Oltre ad essere il mondiale delle sorprese (Italia in primis), è anche il mondiale delle donne iraniane, accorse in gran numero negli stadi senza il rigoroso velo. La passione per il calcio e l’entusiasmo per la propria nazionale hanno preso il sopravvento sul codice d’abbigliamento dell’islam. Aspetto molto singolare, che ha destato la curiosità di molti. Tante donne si sono sentite libere di sfoggiare la propria femminilità, seguendo i dettami “all’occidentale” con magliette strette e shorts, oltre al viso e ai capelli scoperti. Non tutte però, alcune hanno deciso di arrivare ad un compromesso indossando il classico Hijab (foulard che copre capelli e collo, lasciando scoperto il viso).

L’entusiasmo e la felicità delle proprie donne, sentitesi libere di andare allo stadio non badando agli obblighi dell’islam, pare sia stato trasmesso anche in campo. Alla prima giornata l’Iran ha battuto in extremis il Marocco. Dopo il pirotecnico 3-3 nel derby iberico, la festa iraniana si è protratta anche lungo le strade. La festa per una nazione che nonostante sia stata inserita in un girone proibitivo con Spagna e Portogallo, era al comando del gruppo. Un’occasione per mettersi in mostra sia dentro che fuori al campo.

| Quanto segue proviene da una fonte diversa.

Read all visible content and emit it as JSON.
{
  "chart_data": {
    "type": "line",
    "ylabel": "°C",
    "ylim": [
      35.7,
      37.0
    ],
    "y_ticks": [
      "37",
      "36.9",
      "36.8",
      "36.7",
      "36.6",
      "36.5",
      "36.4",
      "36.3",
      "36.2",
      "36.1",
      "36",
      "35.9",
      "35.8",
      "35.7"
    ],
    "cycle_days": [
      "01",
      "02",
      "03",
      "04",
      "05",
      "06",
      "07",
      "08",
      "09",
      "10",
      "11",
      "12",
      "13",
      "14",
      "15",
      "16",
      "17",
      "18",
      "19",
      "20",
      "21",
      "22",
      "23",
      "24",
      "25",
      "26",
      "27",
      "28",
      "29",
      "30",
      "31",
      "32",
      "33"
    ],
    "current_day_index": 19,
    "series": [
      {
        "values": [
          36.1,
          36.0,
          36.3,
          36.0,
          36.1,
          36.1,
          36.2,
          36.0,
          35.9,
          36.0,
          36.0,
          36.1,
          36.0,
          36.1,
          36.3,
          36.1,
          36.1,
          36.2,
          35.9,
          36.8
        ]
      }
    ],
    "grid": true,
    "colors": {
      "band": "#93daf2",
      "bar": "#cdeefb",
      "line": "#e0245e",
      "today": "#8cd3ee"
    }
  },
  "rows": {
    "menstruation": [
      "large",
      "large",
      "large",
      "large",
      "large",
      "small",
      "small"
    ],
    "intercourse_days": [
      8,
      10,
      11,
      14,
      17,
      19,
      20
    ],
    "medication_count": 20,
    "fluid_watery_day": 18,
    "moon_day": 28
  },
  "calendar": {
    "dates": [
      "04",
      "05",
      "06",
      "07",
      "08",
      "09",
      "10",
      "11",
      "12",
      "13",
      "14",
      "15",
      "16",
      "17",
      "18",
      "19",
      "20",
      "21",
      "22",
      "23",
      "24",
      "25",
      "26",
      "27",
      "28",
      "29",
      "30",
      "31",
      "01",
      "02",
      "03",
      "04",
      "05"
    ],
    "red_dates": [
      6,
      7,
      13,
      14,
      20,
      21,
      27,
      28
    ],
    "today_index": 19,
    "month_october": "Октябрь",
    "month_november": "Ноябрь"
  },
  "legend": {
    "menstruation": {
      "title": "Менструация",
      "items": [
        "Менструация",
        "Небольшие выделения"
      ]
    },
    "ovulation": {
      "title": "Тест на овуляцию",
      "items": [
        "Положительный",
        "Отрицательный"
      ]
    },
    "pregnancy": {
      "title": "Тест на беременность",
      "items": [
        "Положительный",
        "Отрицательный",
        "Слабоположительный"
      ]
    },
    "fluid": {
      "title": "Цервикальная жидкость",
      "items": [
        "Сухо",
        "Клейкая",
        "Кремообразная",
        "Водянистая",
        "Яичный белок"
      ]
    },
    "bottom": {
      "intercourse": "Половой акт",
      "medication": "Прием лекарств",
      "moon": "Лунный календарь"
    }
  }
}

Tutta questa euforia deriva dal fatto che le donne in Iran non potevano accedere a manifestazioni di carattere sportivo dal 1979; tabù terminato il 20 giugno quando la Repubblica Iraniana ha concesso anche alle donne la visione delle partite sui maxi-schermi. In patria il nuovo provvedimento è stato un gran successo: oltre 10mila i biglietti venduti. Questa volta le donne iraniane non hanno dovuto ricorrere a travestimenti e parrucche, ma solo alle bandiere disegnate sul proprio viso. “Se tutto va bene, questo potrebbe essere il preludio per l’abolizione generale del divieto per le donne negli stadi”, ha detto l’avvocato riformista Tayebeh Siavoshi.

Nonostante l’Iran sia stato poi battuto dagli spagnoli, l’amarezza della sconfitta non si è sentita per niente. In questa serata hanno vinto le donne iraniane, la loro bellezza e soprattutto il calcio. Una passione che ha la forza di arrivare ovunque, superando qualsiasi barriera etnica e culturale.